Nie masz konta? Zarejestruj się

Trzebinia

Kto się boi jeździć mazdą

26.06.2019 15:21 | 32 komentarze | 12 662 odsłon | Alicja Molenda

Samochody, którymi jeździ władza zawsze wzbudzały emocje. Nie inaczej jest z mazdą dla burmistrza Trzebini.

32
Kto się boi jeździć mazdą
Alicja Molenda
Wiesz coś więcej na ten temat? Napisz do nas

Z premedytacją napisałam "dla burmistrza", bo generalnie zadziwiło mnie tłumaczenie Jarosława Okoczuka, że to nie jest limuzyna dla niego, tylko auto dla urzędników podróżujących do Krakowa lub w inne miejsca z papierami. Urzędnicy też chyba chichoczą na to dictum. Do tych urzędniczych celów, jak słusznie zauważyli niektórzy komentujący tekst o limuzynie na FB, wystarczyłaby Dacia Duster lub Fiat Tipo. Poza tym, papiery w czasach współczesnych wysyła się przeważnie kurierem lub pocztą. Wychodzi taniej, a czasem i szybciej niż wysyłanie ich mazdą. Żaden to zatem argument.

Słowo "limuzyna" i słowo "mazda" mogą się komuś kojarzyć z luksusem. Limuzyna jednak, to w podstawowym znaczeniu jest typ nadwozia (vide: trabant-limuzyna), a auto za 140 tys. zł (mazda) to jest samochód klasy średniej, nie jakaś fura. Po co więc się z zakupu limuzyny dokonanego za zgodą rady tłumaczyć? Śmiem twierdzić, że wszystkie dotychczasowe auta w dyspozycji urzędu miasta były droższe, a wysłużony citroen też jest limuzyną. Poza tym, nawet policja korzysta obecnie z porównywalnych marek pojazdów w porównywalnych cenach.
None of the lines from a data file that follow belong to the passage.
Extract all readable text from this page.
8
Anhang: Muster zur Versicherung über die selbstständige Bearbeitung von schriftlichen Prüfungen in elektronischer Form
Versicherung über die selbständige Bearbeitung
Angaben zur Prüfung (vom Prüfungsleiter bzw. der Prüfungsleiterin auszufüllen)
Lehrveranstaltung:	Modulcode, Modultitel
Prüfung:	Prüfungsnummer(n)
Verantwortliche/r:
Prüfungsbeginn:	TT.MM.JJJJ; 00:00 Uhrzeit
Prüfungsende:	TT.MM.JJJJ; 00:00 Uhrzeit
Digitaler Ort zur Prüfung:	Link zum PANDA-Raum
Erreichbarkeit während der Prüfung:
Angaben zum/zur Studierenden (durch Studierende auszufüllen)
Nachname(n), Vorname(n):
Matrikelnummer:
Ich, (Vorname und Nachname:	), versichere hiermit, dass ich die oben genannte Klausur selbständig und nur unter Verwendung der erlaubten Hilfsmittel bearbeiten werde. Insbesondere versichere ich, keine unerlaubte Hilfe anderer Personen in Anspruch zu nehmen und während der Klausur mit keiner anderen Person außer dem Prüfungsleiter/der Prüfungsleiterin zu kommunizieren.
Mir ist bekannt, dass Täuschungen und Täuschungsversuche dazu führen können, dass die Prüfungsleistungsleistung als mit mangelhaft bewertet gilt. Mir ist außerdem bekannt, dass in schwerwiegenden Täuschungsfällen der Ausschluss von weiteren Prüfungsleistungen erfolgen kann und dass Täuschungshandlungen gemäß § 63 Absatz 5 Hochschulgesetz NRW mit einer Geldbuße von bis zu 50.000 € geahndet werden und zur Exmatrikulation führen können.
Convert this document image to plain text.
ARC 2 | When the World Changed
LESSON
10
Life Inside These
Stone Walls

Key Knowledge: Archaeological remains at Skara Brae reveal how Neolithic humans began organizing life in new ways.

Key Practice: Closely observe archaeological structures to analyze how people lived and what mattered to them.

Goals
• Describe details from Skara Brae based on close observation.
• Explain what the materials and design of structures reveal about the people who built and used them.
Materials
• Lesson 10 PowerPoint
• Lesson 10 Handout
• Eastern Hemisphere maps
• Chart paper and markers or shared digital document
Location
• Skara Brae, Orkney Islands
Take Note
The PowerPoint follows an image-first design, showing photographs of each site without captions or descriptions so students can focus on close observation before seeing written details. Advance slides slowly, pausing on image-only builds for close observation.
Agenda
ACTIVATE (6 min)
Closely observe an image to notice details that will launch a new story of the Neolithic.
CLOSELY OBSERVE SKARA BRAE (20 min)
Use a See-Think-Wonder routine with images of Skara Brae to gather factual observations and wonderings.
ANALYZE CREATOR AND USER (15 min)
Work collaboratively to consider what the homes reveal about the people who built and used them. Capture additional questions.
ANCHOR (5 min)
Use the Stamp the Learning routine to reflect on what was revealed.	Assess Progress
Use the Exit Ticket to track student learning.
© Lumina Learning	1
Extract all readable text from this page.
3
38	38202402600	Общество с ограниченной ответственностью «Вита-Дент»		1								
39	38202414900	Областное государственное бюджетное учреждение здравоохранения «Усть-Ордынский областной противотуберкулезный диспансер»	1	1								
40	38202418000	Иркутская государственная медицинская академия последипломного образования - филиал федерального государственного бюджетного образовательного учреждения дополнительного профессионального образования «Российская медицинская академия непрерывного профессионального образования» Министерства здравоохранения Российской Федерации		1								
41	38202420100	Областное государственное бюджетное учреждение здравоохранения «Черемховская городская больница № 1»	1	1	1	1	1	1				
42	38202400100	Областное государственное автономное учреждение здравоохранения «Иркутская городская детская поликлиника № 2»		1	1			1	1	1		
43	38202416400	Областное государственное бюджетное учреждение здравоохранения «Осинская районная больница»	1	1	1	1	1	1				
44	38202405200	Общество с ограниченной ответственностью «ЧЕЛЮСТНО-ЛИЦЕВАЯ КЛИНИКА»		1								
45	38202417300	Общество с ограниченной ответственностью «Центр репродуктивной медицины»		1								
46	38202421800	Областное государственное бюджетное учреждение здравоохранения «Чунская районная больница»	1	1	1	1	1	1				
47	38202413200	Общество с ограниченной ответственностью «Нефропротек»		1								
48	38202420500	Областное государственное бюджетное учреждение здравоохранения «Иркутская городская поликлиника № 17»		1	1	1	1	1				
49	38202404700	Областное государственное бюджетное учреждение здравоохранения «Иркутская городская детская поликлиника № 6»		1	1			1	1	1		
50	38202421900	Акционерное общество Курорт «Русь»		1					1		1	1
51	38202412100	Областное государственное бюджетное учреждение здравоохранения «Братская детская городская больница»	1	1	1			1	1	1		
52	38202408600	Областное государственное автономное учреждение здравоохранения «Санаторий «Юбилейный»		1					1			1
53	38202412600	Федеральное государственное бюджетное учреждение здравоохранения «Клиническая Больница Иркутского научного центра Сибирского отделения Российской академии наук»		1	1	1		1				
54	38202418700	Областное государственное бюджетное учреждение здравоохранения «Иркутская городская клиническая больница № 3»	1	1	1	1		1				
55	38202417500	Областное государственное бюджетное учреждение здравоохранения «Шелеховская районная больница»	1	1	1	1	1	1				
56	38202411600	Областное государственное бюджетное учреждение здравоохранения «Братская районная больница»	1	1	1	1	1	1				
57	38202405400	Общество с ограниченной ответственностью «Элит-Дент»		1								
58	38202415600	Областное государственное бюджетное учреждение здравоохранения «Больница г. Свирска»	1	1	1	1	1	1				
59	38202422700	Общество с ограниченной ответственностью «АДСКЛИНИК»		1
Uważam, że burmistrz powinien jeździć w pracy autem służbowym, z kierowcą, a nie "szpanować" korzystaniem z leciwego, prywatnego passata. To już nie te czasu i niepotrzebny populizm. Nawet nie wiem, czy bhp na to pozwala? Burmistrzowanie to jest stresująca robota. Strach się bać pędzącego na jakieś dziesiąte w ciągu dnia spotkanie burmistrza za kierownicą. Czasem też w podróży służbowej trzeba coś przemyśleć, przegadać ze współpracownikami, zajrzeć do dokumentów, zdrzemnąć, a nie koncentrować na sytuacjach drogowych.

Panie burmistrzu, ta mazda to jest auto przede wszystkim dla pana! Proszę się nie wstydzić i z niego korzystać, a nie opowiadać na fejsbukach, że jeździ pan swoim samochodem, a w dodatku bez ryczałtu. To taka darowizna? Gminę Trzebinia jeszcze stać na benzynę i samochód dla swojego burmistrza. W zamian oczekujemy natomiasat skuteczności, m.in. wybudowania obwodnicy, likwidacji składowiska opon przy Słowackiego, dopilnowania porządku w mieście (jako pasażer widzi się znacznie więcej niż za kierownicą!).

Proszę śmiało, ale ostrożnie śmigać tą mazdą, tam gdzie trzeba, ku pożytkowi mieszkańców.